The data in Figure 2 refer to new housing approvals in Australia between 2009 and 2015. This period is post-GFC and confirms the sustained upward trend over this six-year period, arguably where Australia was not adversely affected by the GFC in comparison to most other countries. By January 2015, the estimate increased by 7.9 per cent to 19,282 dwellings in seasonally adjusted terms; however, the trend estimate for private sector houses was unchanged over the corresponding period (ABS, 2015). This confirms a large proportion of the upward trend was related to investment housing and also potentially linked to foreign investment in housing. An upward trend can be observed over the past three years, commencing in 2012. It has been argued that Australia was somewhat cushioned from the effect of the GFC because of the timing of the mining boom over the corresponding period.
The trends indicating the value of residential building permits issued in Canada between 2010 and 2015 are highlighted in Figure 3. Presenting these data on a month-to-month basis highlights the variance which was not observed in Figures 1 and 2; however, a long-term upward trend can be observed in Figure 3. For example, in January 2015, the total value of building permits issued by Canadian municipalities fell 12.9 per cent, following a 6.1 per cent increase in the previous month (Statistics Canada, 2015).

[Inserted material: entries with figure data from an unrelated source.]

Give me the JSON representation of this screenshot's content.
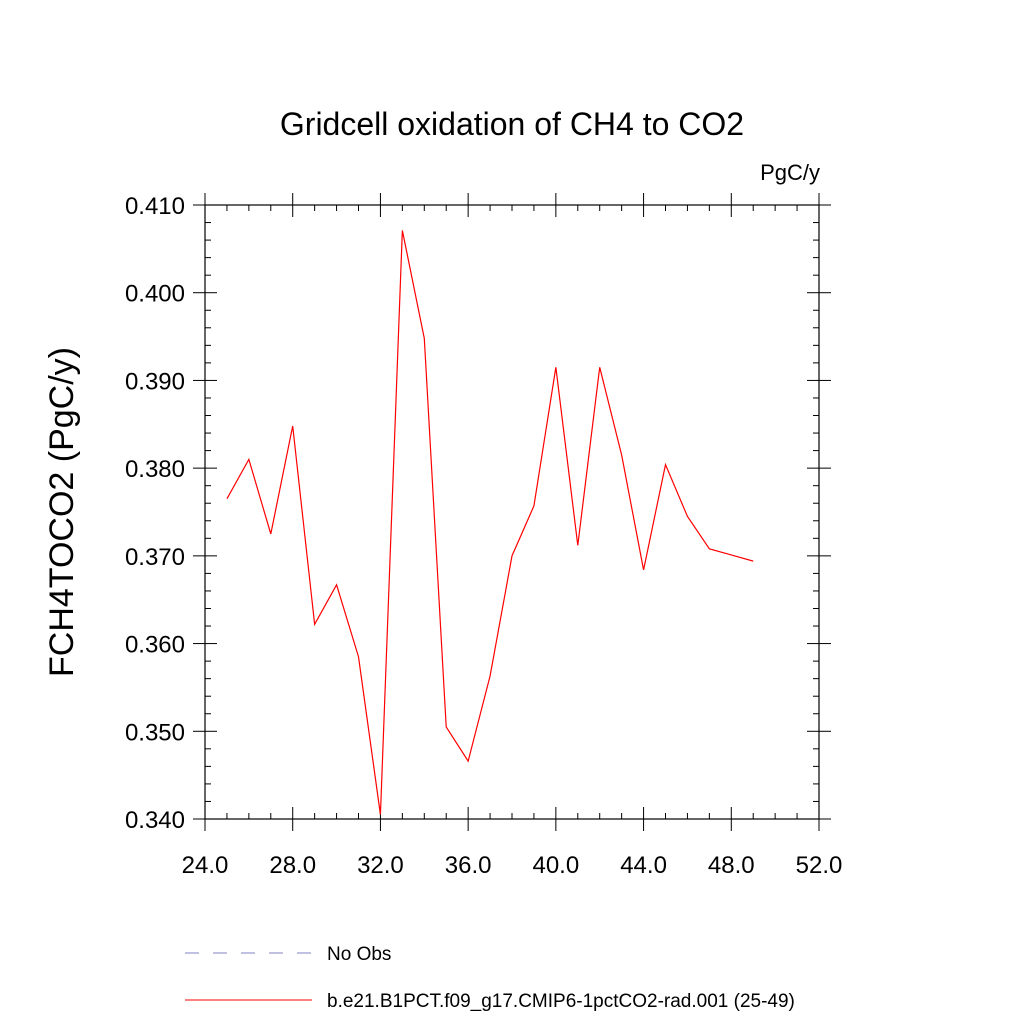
{
  "chart_data": {
    "type": "line",
    "title": "Gridcell oxidation of CH4 to CO2",
    "units": "PgC/y",
    "ylabel": "FCH4TOCO2  (PgC/y)",
    "xlabel": "",
    "xlim": [
      24.0,
      52.0
    ],
    "ylim": [
      0.34,
      0.41
    ],
    "x_ticks": [
      "24.0",
      "28.0",
      "32.0",
      "36.0",
      "40.0",
      "44.0",
      "48.0",
      "52.0"
    ],
    "y_ticks": [
      "0.340",
      "0.350",
      "0.360",
      "0.370",
      "0.380",
      "0.390",
      "0.400",
      "0.410"
    ],
    "grid": false,
    "legend_position": "bottom",
    "series": [
      {
        "name": "b.e21.B1PCT.f09_g17.CMIP6-1pctCO2-rad.001 (25-49)",
        "color": "#ff0000",
        "style": "solid",
        "x": [
          25,
          26,
          27,
          28,
          29,
          30,
          31,
          32,
          33,
          34,
          35,
          36,
          37,
          38,
          39,
          40,
          41,
          42,
          43,
          44,
          45,
          46,
          47,
          48,
          49
        ],
        "y": [
          0.3765,
          0.381,
          0.3725,
          0.3848,
          0.3622,
          0.3667,
          0.3585,
          0.3405,
          0.4071,
          0.3948,
          0.3505,
          0.3466,
          0.3563,
          0.37,
          0.3757,
          0.3915,
          0.3712,
          0.3915,
          0.3815,
          0.3684,
          0.3804,
          0.3745,
          0.3708,
          0.3701,
          0.3694
        ]
      }
    ],
    "legend": [
      {
        "label": "No Obs",
        "color": "#8080c0",
        "style": "dashed"
      },
      {
        "label": "b.e21.B1PCT.f09_g17.CMIP6-1pctCO2-rad.001 (25-49)",
        "color": "#ff0000",
        "style": "solid"
      }
    ]
  }
}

It was argued that decreased construction planning for non-residential buildings in Alberta, British Columbia and Ontario was linked to the national decline (Statistics Canada, 2015). The overall upward trend in Figure 3 commenced in 2010 and continued until present day.

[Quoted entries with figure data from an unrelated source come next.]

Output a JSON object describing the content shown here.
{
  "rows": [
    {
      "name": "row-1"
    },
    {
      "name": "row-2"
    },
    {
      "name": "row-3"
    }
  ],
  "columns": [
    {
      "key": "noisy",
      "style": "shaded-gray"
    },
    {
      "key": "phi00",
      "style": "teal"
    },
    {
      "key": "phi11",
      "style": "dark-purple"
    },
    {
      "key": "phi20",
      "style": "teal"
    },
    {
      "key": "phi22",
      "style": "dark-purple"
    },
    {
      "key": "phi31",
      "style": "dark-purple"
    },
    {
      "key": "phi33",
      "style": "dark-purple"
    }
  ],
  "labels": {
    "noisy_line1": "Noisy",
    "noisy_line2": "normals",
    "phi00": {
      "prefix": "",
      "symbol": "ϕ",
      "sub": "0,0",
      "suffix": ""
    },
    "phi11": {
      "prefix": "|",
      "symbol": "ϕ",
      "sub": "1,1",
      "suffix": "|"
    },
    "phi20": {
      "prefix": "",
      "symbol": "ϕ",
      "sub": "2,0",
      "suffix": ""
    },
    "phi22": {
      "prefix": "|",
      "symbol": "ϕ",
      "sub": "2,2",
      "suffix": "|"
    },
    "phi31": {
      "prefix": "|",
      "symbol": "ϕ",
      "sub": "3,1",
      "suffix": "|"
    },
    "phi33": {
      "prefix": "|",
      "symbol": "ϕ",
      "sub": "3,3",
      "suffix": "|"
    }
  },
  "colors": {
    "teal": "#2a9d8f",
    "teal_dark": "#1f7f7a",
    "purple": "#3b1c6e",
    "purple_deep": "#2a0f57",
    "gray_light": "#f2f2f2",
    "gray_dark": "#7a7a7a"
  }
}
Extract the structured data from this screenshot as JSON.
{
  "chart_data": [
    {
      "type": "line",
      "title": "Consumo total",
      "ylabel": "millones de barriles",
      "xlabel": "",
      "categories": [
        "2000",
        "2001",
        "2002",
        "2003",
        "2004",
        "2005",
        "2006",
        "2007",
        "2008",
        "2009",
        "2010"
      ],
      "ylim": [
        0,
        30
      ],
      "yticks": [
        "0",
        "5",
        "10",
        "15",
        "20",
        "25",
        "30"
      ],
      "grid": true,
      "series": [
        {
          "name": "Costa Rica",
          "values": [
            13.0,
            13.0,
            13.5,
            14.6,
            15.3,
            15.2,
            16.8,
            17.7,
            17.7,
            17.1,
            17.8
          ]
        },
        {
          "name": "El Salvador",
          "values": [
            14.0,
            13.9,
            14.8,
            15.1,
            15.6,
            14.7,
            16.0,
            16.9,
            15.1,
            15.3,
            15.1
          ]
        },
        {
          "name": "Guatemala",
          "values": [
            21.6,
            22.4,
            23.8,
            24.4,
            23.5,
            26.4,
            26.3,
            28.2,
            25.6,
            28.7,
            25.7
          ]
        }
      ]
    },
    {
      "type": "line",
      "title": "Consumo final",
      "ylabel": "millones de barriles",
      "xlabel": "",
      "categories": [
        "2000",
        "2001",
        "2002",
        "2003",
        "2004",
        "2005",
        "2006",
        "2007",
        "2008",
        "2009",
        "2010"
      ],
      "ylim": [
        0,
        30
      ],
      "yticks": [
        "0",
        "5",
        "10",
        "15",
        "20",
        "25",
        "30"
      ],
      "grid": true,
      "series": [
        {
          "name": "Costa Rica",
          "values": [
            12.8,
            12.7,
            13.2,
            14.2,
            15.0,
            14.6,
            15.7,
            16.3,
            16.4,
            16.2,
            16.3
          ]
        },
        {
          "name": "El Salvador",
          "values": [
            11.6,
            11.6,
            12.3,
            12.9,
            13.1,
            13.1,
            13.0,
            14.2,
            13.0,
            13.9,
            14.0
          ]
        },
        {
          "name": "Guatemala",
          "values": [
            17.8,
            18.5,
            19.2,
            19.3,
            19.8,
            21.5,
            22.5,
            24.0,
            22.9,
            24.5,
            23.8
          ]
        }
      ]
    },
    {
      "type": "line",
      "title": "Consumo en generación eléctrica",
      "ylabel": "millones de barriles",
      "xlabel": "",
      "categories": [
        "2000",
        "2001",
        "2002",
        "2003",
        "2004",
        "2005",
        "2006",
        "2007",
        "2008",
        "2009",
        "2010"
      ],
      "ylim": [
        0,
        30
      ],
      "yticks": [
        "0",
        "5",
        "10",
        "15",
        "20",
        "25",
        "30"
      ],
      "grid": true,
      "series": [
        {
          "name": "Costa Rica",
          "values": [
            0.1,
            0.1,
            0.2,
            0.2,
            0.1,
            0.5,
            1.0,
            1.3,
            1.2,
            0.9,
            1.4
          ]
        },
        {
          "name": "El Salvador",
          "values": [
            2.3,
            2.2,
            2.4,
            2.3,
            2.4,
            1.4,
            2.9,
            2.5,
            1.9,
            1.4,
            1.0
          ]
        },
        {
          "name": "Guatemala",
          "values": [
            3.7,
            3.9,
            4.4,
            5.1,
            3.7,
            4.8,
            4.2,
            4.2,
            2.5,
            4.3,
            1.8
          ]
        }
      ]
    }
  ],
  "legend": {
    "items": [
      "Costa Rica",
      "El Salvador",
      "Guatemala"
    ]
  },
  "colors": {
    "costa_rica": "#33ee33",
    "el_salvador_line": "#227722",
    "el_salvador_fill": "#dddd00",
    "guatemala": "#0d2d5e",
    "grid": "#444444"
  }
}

The actual number of commencement of new housing units is presented in Figure 4. In a manner similar to Figure 3, there is a high level of variance observed, as the data were recorded on a monthly basis; however, the sharp spike can be clearly noted in July 2008, where the value of residential commencements was 29,694bn. However, by August 2008, the value decreased by more than 50 per cent to 13,977bn. Since the period of the GFC, there has been a gradual but sustained long-term downward trend.

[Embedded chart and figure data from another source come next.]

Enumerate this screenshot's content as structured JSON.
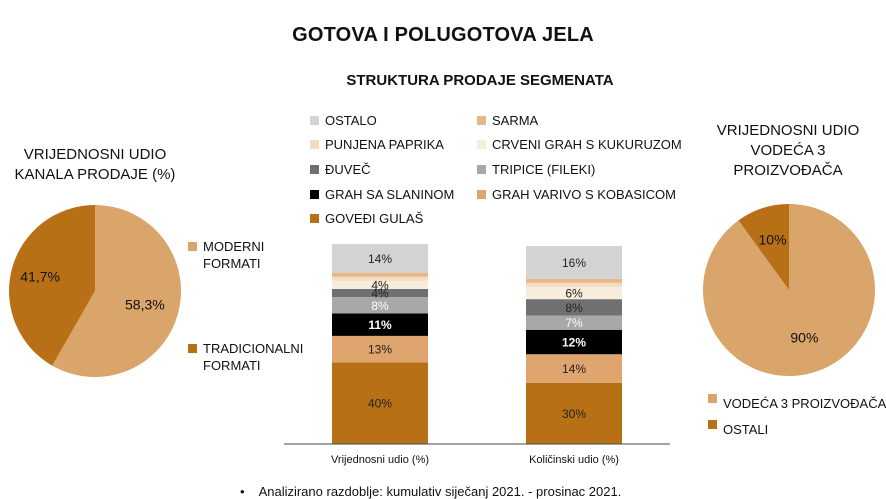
{
  "header": {
    "title": "GOTOVA I POLUGOTOVA JELA",
    "subtitle": "STRUKTURA PRODAJE SEGMENATA"
  },
  "left_pie": {
    "title_line1": "VRIJEDNOSNI UDIO",
    "title_line2": "KANALA PRODAJE (%)",
    "legend": [
      {
        "line1": "MODERNI",
        "line2": "FORMATI",
        "color": "#d9a56a"
      },
      {
        "line1": "TRADICIONALNI",
        "line2": "FORMATI",
        "color": "#b87016"
      }
    ]
  },
  "right_pie": {
    "title_line1": "VRIJEDNOSNI UDIO",
    "title_line2": "VODEĆA 3",
    "title_line3": "PROIZVOĐAČA",
    "legend": [
      {
        "label": "VODEĆA 3 PROIZVOĐAČA",
        "color": "#d9a56a"
      },
      {
        "label": "OSTALI",
        "color": "#b87016"
      }
    ]
  },
  "bar_legend": [
    {
      "label": "OSTALO",
      "color": "#d3d3d3"
    },
    {
      "label": "SARMA",
      "color": "#e6b887"
    },
    {
      "label": "PUNJENA PAPRIKA",
      "color": "#f4dcc2"
    },
    {
      "label": "CRVENI GRAH S KUKURUZOM",
      "color": "#f8ecdc"
    },
    {
      "label": "ĐUVEČ",
      "color": "#707070"
    },
    {
      "label": "TRIPICE (FILEKI)",
      "color": "#a8a8a8"
    },
    {
      "label": "GRAH SA SLANINOM",
      "color": "#000000"
    },
    {
      "label": "GRAH VARIVO S KOBASICOM",
      "color": "#dfa56f"
    },
    {
      "label": "GOVEĐI GULAŠ",
      "color": "#b87016"
    }
  ],
  "footnote": "Analizirano razdoblje: kumulativ siječanj 2021. - prosinac 2021.",
  "chart_data": [
    {
      "type": "pie",
      "title": "VRIJEDNOSNI UDIO KANALA PRODAJE (%)",
      "labels": [
        "MODERNI FORMATI",
        "TRADICIONALNI FORMATI"
      ],
      "values": [
        58.3,
        41.7
      ],
      "value_labels": [
        "58,3%",
        "41,7%"
      ],
      "colors": [
        "#d9a56a",
        "#b87016"
      ],
      "legend_position": "right"
    },
    {
      "type": "bar",
      "stacked": true,
      "title": "STRUKTURA PRODAJE SEGMENATA",
      "categories": [
        "Vrijednosni udio (%)",
        "Količinski udio (%)"
      ],
      "series": [
        {
          "name": "GOVEĐI GULAŠ",
          "color": "#b87016",
          "values": [
            40,
            30
          ],
          "labels": [
            "40%",
            "30%"
          ],
          "label_color": "#222222"
        },
        {
          "name": "GRAH VARIVO S KOBASICOM",
          "color": "#dfa56f",
          "values": [
            13,
            14
          ],
          "labels": [
            "13%",
            "14%"
          ],
          "label_color": "#222222"
        },
        {
          "name": "GRAH SA SLANINOM",
          "color": "#000000",
          "values": [
            11,
            12
          ],
          "labels": [
            "11%",
            "12%"
          ],
          "label_color": "#ffffff"
        },
        {
          "name": "TRIPICE (FILEKI)",
          "color": "#a8a8a8",
          "values": [
            8,
            7
          ],
          "labels": [
            "8%",
            "7%"
          ],
          "label_color": "#ffffff"
        },
        {
          "name": "ĐUVEČ",
          "color": "#707070",
          "values": [
            4,
            8
          ],
          "labels": [
            "4%",
            "8%"
          ],
          "label_color": "#222222"
        },
        {
          "name": "CRVENI GRAH S KUKURUZOM",
          "color": "#f8ecdc",
          "values": [
            4,
            6
          ],
          "labels": [
            "4%",
            "6%"
          ],
          "label_color": "#222222"
        },
        {
          "name": "PUNJENA PAPRIKA",
          "color": "#f4dcc2",
          "values": [
            2,
            2
          ],
          "labels": [
            "",
            ""
          ],
          "label_color": "#222222"
        },
        {
          "name": "SARMA",
          "color": "#e6b887",
          "values": [
            2,
            2
          ],
          "labels": [
            "",
            ""
          ],
          "label_color": "#222222"
        },
        {
          "name": "OSTALO",
          "color": "#d3d3d3",
          "values": [
            14,
            16
          ],
          "labels": [
            "14%",
            "16%"
          ],
          "label_color": "#222222"
        }
      ],
      "ylim": [
        0,
        100
      ],
      "grid": false,
      "legend_position": "top"
    },
    {
      "type": "pie",
      "title": "VRIJEDNOSNI UDIO VODEĆA 3 PROIZVOĐAČA",
      "labels": [
        "VODEĆA 3 PROIZVOĐAČA",
        "OSTALI"
      ],
      "values": [
        90,
        10
      ],
      "value_labels": [
        "90%",
        "10%"
      ],
      "colors": [
        "#d9a56a",
        "#b87016"
      ],
      "legend_position": "bottom"
    }
  ]
}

This analysis of the four countries was designed to assist a comparison of global trends into housing approvals and/or commencements. As with most studies, there are data limitations, as all sources here were the national government bodies which collect data and statistics. Variations exist in the description of the data (i.e. approvals vs commencements), the period and the value of the approval or commencements. The objective was to encourage further research into each country and also present an overview of medium- to long-term trends in international markets. As the reference to the GFC now has dissipated substantially, researchers may soon focus on the timing of the next correction and this magnitude thereof. Identifying both of these criteria remains the challenge for housing market analysts as opposed to questioning if there will be another downturn. The global nature of the interconnected housing markets and the high level of movements of residents between countries are other factors which affect most housing markets.
Australian Bureau of Statistics (ABS) (2015), “8731.0 Building approvals”, available at: www.abs.gov.au (accessed 24 March 2015).
Statistics Canada (2015), “Building permits”, available at: www.statcan.gc.ca (accessed 21 March 2015).